Татьяна больше ничего не сказала, делая вид, что занята книжкой Энтони.
Эдвард приехал, облаченный в костюм. Викки высказала свое мнение по поводу его внешнего вида. Татьяна согласилась, что Эдвард отлично выглядит. Он был довольно высокий, стройный и невозмутимый. Он хорошо держался и в костюме, и в белом докторском халате. У него были серьезные добрые глаза. Рядом с ним она чувствовала себя спокойно и в то же время крайне неуютно.
Эдвард повез Татьяну в ресторан «Сарди» на Сорок четвертой улице. Татьяна выбрала креветки под соусом и стейк, на десерт был шоколадный торт и кофе.
После первой неловкой паузы она весь обед задавала Эдварду вопросы и слушала его ответы. Она задавала ему вопросы по медицине и хирургии, спрашивала про раненых, больных и умирающих. Она спрашивала его о больницах, в которых он работал, и почему он выбрал эту профессию, и важно ли для него по-прежнему быть врачом. Она спрашивала его о местах Америки, в которых он побывал, и какое место ему нравится больше всего.
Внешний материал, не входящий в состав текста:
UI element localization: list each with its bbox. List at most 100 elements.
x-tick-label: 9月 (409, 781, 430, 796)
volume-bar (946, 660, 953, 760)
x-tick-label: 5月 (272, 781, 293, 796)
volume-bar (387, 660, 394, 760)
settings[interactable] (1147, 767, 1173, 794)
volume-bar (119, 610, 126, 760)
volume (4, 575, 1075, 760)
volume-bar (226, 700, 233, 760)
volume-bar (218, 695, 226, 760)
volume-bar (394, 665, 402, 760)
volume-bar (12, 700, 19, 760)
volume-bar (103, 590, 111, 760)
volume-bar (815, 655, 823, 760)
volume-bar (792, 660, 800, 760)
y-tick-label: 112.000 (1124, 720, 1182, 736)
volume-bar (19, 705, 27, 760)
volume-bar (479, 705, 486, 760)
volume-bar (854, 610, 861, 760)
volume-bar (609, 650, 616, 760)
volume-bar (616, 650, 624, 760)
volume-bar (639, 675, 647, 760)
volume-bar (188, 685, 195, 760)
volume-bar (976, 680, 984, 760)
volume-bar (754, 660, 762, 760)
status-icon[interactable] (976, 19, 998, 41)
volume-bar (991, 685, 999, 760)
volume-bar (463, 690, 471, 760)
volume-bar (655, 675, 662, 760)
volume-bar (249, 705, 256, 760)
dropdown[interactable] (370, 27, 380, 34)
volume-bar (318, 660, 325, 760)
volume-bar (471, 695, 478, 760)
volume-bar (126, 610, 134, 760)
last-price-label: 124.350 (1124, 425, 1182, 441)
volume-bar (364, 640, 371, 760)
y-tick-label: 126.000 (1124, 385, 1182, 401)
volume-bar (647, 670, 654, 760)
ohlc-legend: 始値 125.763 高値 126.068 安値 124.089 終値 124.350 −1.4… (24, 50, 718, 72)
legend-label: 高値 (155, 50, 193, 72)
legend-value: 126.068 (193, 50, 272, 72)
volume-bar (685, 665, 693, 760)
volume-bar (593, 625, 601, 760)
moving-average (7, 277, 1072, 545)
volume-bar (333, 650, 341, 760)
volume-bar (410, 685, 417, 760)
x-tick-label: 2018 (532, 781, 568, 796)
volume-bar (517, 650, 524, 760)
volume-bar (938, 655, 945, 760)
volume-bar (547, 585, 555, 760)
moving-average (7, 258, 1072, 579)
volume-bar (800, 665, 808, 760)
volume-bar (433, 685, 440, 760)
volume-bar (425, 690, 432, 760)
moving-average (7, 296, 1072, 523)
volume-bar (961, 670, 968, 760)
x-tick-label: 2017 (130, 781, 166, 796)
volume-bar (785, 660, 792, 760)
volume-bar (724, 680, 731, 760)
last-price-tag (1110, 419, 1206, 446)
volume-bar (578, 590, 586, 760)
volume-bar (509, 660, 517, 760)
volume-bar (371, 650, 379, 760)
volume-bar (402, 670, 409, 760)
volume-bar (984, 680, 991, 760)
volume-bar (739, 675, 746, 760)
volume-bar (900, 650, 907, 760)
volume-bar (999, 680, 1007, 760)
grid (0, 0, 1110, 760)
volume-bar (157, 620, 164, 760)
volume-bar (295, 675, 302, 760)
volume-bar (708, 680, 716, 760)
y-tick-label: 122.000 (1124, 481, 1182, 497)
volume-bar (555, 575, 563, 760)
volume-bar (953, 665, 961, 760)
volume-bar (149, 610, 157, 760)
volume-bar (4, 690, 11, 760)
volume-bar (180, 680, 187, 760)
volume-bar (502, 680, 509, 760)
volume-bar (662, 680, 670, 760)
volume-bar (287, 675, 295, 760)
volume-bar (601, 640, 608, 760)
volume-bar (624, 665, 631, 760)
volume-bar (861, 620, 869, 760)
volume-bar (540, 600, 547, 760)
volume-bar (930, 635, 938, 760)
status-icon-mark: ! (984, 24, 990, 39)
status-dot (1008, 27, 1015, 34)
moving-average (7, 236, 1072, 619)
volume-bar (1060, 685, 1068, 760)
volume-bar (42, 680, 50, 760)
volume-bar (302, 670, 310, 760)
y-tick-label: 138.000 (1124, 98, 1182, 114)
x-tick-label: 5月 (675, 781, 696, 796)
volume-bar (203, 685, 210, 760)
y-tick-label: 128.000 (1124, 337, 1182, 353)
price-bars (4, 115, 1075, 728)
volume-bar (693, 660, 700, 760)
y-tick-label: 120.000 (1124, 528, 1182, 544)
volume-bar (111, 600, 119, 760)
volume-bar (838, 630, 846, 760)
Она смотрела ему прямо в глаза и смеялась в нужный момент.
И в промежутке между шоколадным тортом и счетом Татьяна, слушая, кивая, слегка наклонив голову набок, вдруг увидела цветную картинку, на которой она, как сейчас, сидела напротив Эдварда, только стол был длиннее, и они были гораздо старше, и с ними сидели их взрослые дети, все дочери.
Она привстала с места и спросила у официанта время.
– Десять часов? Боже, как поздно! Мне надо к Энтони. Я очень приятно провела вечер, спасибо.
Немного обескураженный, Эдвард отвез ее домой на такси.
Всю дорогу от Сорок четвертой улицы она смотрела в окно. Где-то в районе Двадцать третьей улицы Эдвард спросил:
– Как тебе это удается? Представляю, каким я был занудой, говоря только о себе.
– Вовсе нет, – ответила она. – Мне было очень интересно. Ты же знаешь, я люблю слушать.